Freiheitsbeschränkungen im Sinne des Heimaufenthaltsgesetzes
Eine Freiheitsbeschränkung im Sinne des Heimaufenthaltsgesetzes liegt vor, wenn eine Ortsveränderung einer betreuten oder gepflegten Person gegen oder ohne ihren Willen mit physischen Mitteln - insbesondere durch mechanische, elektronische oder medikamentöse Maßnahmen - oder durch deren Androhung unterbunden wird. Die Frage der Zulässigkeit derartiger Freiheitsbeschränkungen stellt sich grundsätzlich nur dann, wenn entsprechende Maßnahmen ohne Zustimmung des Betroffenen erfolgen. Das kann der Fall sein, wenn dieser entweder seine Zustimmung verweigert oder aufgrund mangelnder Einsichtsfähigkeit nicht in der Lage dazu ist.

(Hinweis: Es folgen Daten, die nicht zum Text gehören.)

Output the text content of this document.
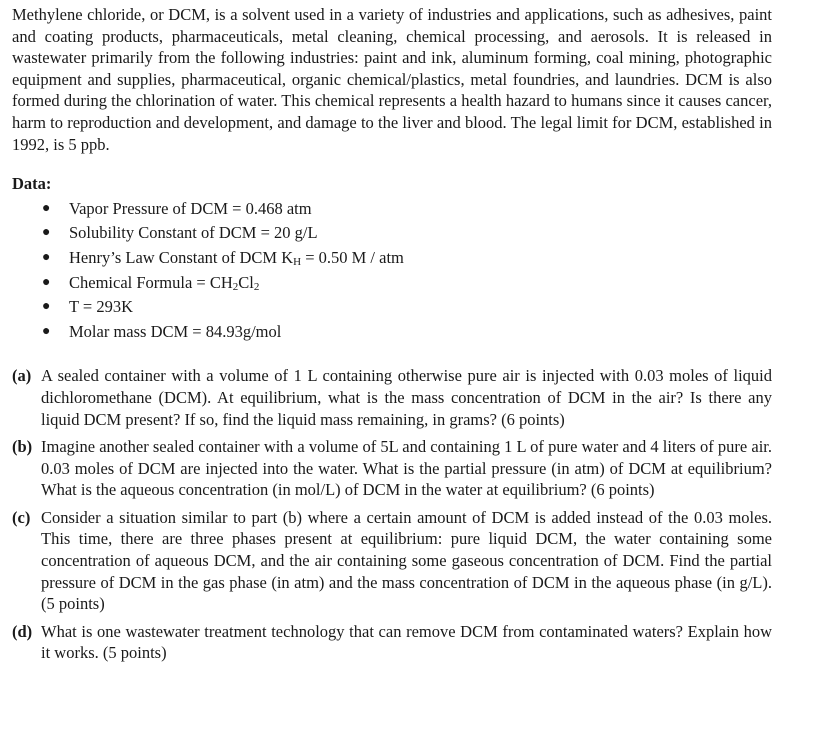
Methylene chloride, or DCM, is a solvent used in a variety of industries and applications, such as adhesives, paint and coating products, pharmaceuticals, metal cleaning, chemical processing, and aerosols. It is released in wastewater primarily from the following industries: paint and ink, aluminum forming, coal mining, photographic equipment and supplies, pharmaceutical, organic chemical/plastics, metal foundries, and laundries. DCM is also formed during the chlorination of water. This chemical represents a health hazard to humans since it causes cancer, harm to reproduction and development, and damage to the liver and blood. The legal limit for DCM, established in 1992, is 5 ppb.

Data:
● Vapor Pressure of DCM = 0.468 atm
● Solubility Constant of DCM = 20 g/L
● Henry’s Law Constant of DCM KH = 0.50 M / atm
● Chemical Formula = CH2Cl2
● T = 293K
● Molar mass DCM = 84.93g/mol
(a) A sealed container with a volume of 1 L containing otherwise pure air is injected with 0.03 moles of liquid dichloromethane (DCM). At equilibrium, what is the mass concentration of DCM in the air? Is there any liquid DCM present? If so, find the liquid mass remaining, in grams? (6 points)
(b) Imagine another sealed container with a volume of 5L and containing 1 L of pure water and 4 liters of pure air. 0.03 moles of DCM are injected into the water. What is the partial pressure (in atm) of DCM at equilibrium? What is the aqueous concentration (in mol/L) of DCM in the water at equilibrium? (6 points)
(c) Consider a situation similar to part (b) where a certain amount of DCM is added instead of the 0.03 moles. This time, there are three phases present at equilibrium: pure liquid DCM, the water containing some concentration of aqueous DCM, and the air containing some gaseous concentration of DCM. Find the partial pressure of DCM in the gas phase (in atm) and the mass concentration of DCM in the aqueous phase (in g/L). (5 points)
(d) What is one wastewater treatment technology that can remove DCM from contaminated waters? Explain how it works. (5 points)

Die Zulässigkeit ist an recht strenge Voraussetzungen gebunden: Vorliegen einer ernstlichen Gefährdung bei einer kranken oder geistig behinderten Person; Verhältnismäßigkeit der getroffenen Maßnahme; keine Anwendbarkeit gelinderer Mittel, z.B. Pflege- und Betreuungsmaßnahmen.

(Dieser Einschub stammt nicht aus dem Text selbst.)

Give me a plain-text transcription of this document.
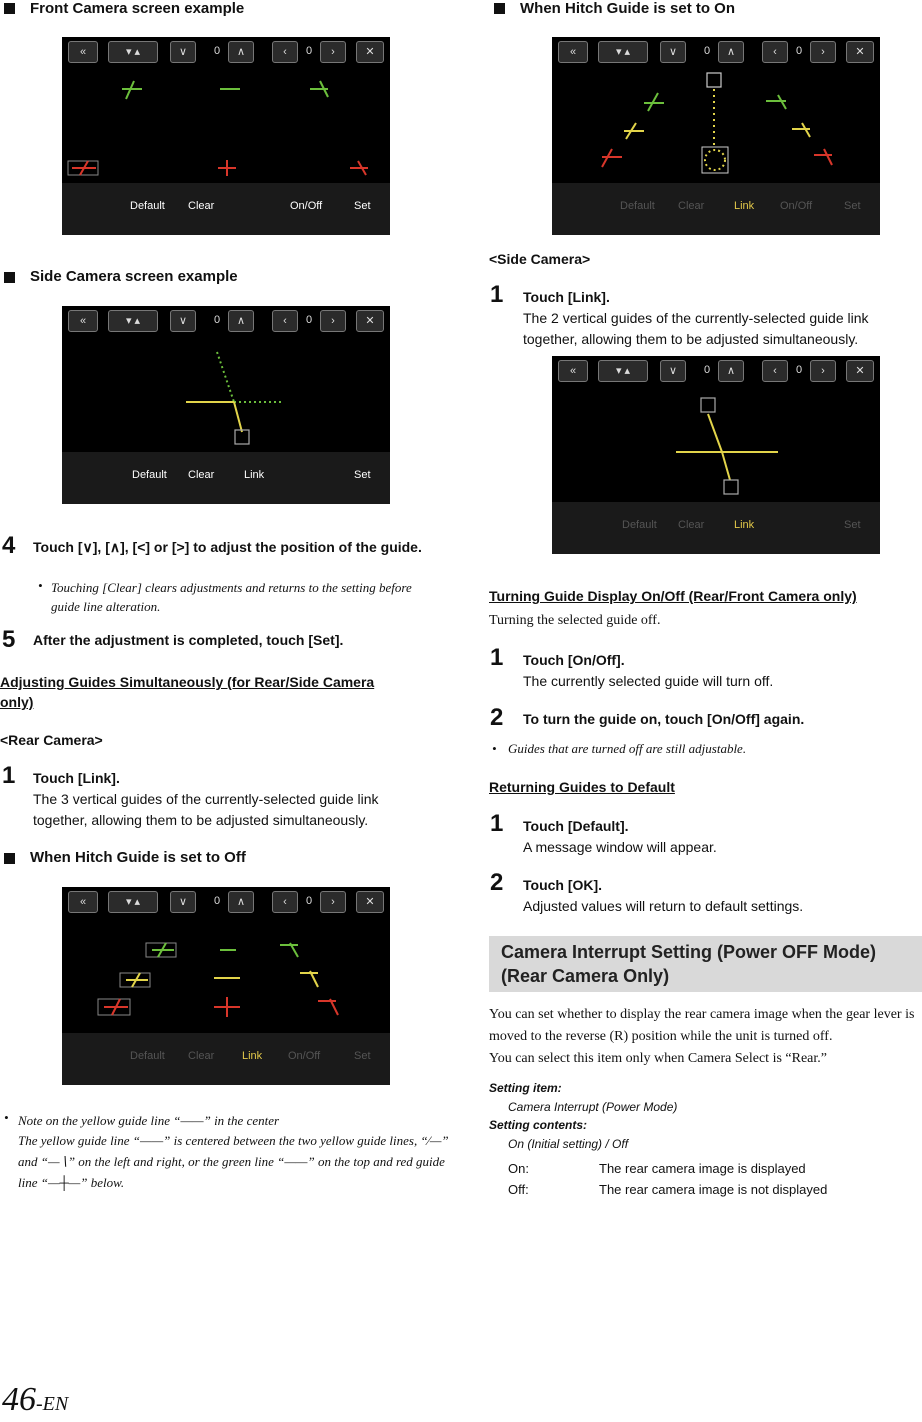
Front Camera screen example
«	▾ ▴	∨	0	∧	‹	0	›	✕
Default Clear	On/Off	Set
Side Camera screen example
«	▾ ▴	∨	0	∧	‹	0	›	✕
Default Clear	Link	Set
4 Touch [∨], [∧], [<] or [>] to adjust the position of the guide.
• Touching [Clear] clears adjustments and returns to the setting before guide line alteration.
5 After the adjustment is completed, touch [Set].
Adjusting Guides Simultaneously (for Rear/Side Camera
only)
<Rear Camera>
1 Touch [Link].
The 3 vertical guides of the currently-selected guide link together, allowing them to be adjusted simultaneously.
When Hitch Guide is set to Off
«	▾ ▴	∨	0	∧	‹	0	›	✕
Default Clear	Link On/Off	Set
• Note on the yellow guide line “——” in the center
The yellow guide line “——” is centered between the two yellow guide lines, “∕—” and “—∖” on the left and right, or the green line “——” on the top and red guide line “—┼—” below.
46-EN
When Hitch Guide is set to On
«	▾ ▴	∨	0	∧	‹	0	›	✕
Default Clear	Link On/Off	Set
<Side Camera>
1 Touch [Link].
The 2 vertical guides of the currently-selected guide link together, allowing them to be adjusted simultaneously.
«	▾ ▴	∨	0	∧	‹	0	›	✕
Default Clear	Link	Set
Turning Guide Display On/Off (Rear/Front Camera only)
Turning the selected guide off.
1 Touch [On/Off].
The currently selected guide will turn off.
2 To turn the guide on, touch [On/Off] again.
• Guides that are turned off are still adjustable.
Returning Guides to Default
1 Touch [Default].
A message window will appear.
2 Touch [OK].
Adjusted values will return to default settings.
Camera Interrupt Setting (Power OFF Mode)
(Rear Camera Only)
You can set whether to display the rear camera image when the gear lever is moved to the reverse (R) position while the unit is turned off.
You can select this item only when Camera Select is “Rear.”
Setting item:
Camera Interrupt (Power Mode)
Setting contents:
On (Initial setting) / Off
On:	The rear camera image is displayed
Off:	The rear camera image is not displayed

Klares Gesetz - schwierige Praxis
Der einleitend geschilderte Fall zeigt vor allem eines: Das Gesetz ist hinsichtlich seiner Ausrichtung streng, die Praxis jedoch oft nicht. Problematisch ist wohl vor allem die Frage der Verhältnismäßigkeit: Ist es möglich die Sicherung Betroffener auch durch andere Maßnahmen als durch zwangsreiche Verabreichung von Medikamenten durchzuführen? Dies ist wohl vor allem eine Frage finanzieller und personeller Ressourcen. Keine Frage: Die Verabreichung von Medikamenten ist oft sicherlich die einfachere und kostengünstigere Variante, jedoch nicht immer im Sinne des Betroffenen. Festzuhalten ist auch, dass die Betreuung von Heimbewohnern sicherlich auch vom Einsatz des Vertreters des Betroffenen abhängt. Diese agierte im vorliegenden Fall vorbildlich, was jedoch nicht immer so ist. Vor allem in Fällen, in denen die Vertretung nicht durch nahe Angehörige, sondern durch einen anwaltlichen Sachwalter erfolgt, kann man davon ausgehen, dass nicht immer ein solcher Einsatz erfolgt und oftmals derartige Fragen erst gar nicht juristisch abgehandelt werden.
Fazit
Um die Persönlichkeitsrechte dieser Bevölkerungsgruppe, die sich selbst kaum mehr vor Eingriffen schützen kann, ist es am Papier recht gut bestellt. Der Schutz in der täglichen Praxis ist jedoch eher eine Frage finanzieller Mittel und engagierter Angehöriger.